Selected excerpts reveal new U.S. poet laureate Juan Felipe Herrera is actually a baseball writer
New U.S. poet laureate is actually a baseball writer

A new American poet laureate was named on Wednesday. And while there wasn't a billowing of white smoke or even an American Idol-style caller vote, the selection of Juan Felipe Herrera is still a very big deal. After all, it is now up to Herrera to pass judgment on whether something is poetry or not poetry. (Wait, that's not his job? Huh.)
However, as with all U.S. poet laureates, it is important for baseball to be a major theme of their work -- after all, is baseball not the National game?
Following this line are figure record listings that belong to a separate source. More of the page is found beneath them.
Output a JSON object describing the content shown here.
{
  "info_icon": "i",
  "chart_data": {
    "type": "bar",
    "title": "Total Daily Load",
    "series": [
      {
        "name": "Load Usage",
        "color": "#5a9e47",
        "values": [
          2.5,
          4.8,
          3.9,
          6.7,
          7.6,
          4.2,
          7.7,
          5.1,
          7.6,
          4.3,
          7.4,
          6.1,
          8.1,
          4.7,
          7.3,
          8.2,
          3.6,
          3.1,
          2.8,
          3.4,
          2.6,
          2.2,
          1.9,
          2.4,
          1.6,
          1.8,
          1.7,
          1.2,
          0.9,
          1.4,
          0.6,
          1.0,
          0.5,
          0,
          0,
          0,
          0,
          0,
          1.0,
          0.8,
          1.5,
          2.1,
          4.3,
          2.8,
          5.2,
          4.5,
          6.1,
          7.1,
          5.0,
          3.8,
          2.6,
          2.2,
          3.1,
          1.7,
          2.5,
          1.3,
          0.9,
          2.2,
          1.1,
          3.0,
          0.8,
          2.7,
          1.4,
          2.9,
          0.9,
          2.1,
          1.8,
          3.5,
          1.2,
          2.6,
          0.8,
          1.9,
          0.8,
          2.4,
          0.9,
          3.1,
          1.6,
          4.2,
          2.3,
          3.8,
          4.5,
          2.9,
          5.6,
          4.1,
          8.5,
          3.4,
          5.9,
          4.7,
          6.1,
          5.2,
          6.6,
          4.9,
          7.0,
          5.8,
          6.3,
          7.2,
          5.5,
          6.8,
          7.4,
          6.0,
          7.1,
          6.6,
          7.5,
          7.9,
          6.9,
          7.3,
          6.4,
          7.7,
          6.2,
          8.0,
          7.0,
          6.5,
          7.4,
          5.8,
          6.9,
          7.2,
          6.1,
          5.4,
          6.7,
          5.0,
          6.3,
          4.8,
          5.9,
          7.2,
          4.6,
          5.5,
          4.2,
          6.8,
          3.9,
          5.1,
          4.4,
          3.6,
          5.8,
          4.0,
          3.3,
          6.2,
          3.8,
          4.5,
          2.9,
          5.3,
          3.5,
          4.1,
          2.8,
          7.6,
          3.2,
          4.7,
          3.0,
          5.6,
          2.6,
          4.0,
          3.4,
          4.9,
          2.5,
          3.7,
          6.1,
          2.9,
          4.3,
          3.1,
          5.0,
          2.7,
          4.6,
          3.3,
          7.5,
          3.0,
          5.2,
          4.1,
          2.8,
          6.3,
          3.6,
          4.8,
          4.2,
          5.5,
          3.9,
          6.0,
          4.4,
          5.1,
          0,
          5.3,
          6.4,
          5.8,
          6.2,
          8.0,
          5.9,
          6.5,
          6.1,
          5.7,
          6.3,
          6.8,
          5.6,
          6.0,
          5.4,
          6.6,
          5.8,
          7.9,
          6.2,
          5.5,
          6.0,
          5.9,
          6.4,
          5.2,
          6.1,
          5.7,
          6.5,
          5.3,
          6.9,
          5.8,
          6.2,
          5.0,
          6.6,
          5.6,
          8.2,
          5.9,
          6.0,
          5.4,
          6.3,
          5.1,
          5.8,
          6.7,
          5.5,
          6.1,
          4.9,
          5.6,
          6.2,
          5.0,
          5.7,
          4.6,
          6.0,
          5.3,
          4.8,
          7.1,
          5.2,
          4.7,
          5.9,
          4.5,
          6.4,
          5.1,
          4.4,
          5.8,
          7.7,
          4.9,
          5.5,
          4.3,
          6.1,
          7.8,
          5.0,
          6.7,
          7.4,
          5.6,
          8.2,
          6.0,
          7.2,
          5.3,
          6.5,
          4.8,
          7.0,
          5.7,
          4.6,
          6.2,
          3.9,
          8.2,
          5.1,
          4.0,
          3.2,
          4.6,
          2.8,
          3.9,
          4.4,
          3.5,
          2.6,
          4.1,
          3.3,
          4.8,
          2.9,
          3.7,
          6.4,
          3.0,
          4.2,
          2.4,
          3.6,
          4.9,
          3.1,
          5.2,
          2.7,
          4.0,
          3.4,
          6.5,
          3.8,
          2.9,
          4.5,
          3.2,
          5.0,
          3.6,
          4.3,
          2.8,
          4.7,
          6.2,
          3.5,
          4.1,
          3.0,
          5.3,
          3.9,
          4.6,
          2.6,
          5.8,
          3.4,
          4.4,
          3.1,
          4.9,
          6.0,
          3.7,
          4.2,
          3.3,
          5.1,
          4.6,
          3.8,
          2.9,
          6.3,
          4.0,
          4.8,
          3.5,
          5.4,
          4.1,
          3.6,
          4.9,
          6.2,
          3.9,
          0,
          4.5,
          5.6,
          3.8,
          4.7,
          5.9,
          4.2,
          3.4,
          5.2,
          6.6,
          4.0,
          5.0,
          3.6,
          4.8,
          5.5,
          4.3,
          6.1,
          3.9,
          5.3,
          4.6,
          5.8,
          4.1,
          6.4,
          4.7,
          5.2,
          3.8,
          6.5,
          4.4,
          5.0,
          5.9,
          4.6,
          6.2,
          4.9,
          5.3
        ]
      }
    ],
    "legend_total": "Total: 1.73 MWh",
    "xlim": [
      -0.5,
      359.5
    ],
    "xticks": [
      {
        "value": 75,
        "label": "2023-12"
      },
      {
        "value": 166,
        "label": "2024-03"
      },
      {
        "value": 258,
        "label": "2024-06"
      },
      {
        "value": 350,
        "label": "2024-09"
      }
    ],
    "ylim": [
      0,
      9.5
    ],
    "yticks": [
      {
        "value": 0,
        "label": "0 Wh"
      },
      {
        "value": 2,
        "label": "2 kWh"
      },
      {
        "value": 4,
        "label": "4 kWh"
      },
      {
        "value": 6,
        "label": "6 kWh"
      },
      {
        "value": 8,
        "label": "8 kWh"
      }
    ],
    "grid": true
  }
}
Donald Hall, the belt-holder in 2006-07 (wait, they don't get WWE-style poetry belts, either?!) famously has a poem titled "The Seventh Inning."
Stanley Kunitz, who held the title in 2000, once wrote in "The Testing Tree:"
up tribal Providence Hill
past the Academy ballpark
where I could never hope to play
I scuffed in the drainage ditch
among the sodden seethe of leaves
hunting for perfect stones
rolled out of glacial time
into my pitcher's hand;"
But what about this year's selection? While at first glance, Herrera doesn't appear to write about the sport, that's where you're wrong. It's actual a central theme in many of his poems -- you just have to delve in a little deeper.
In "Punk Half Panther," Herrera opens with:
to the whistle of night bats-
oye como va,
in the engines, in the Chevys
& armed Impalas, the Toyota gangsta'
monsters, surf of new world colony definitions
& quasars & culture prostars going blam"
Is "night bats" not a reference to listening to baseball on the radio while in your car? And is a "prostar going blam" not a reference to a David Ortiz home run?
If that doesn't convince you, Herrera wrote in a later stanza:
sidewalk of impossible migrations. Poesy mad
& Chicano-style undone wild."
This is clearly a reference to Buster Posey, whose home stadium AT&T Park "juts" out to the sea/McCovey Cove.
In "Here or There," Herrera makes a quite obvious connection between how all the action of a baseball game can be reduced to mere "numbers letters figures/without faces or names only jagged lines" in a scoresheet or box score:
on the red-brown sofa
so many things somehow
it all is reduced to numbers letters figures
without faces or names only jagged lines
across the miles half-shadows
going into shadow-shadow then destruction the infinite light"
And in the final lines of his poem, "Dolphinating," Herrera writes this:
roll the ink & fire stones unfold the third eyes
the ten million arms of Tara & Einstein
of compassion of mercy of nebula rails come alive
jellyfish flags i bow to you
jellyfish world wheel of
swish & suffering"
"Jellyfish world wheel?" "Electric emerald rain Vajra (a sanskrit word meaning thunderbolt and diamond)?" Is there any way this isn't a poem about the Marlins' home run sculpture?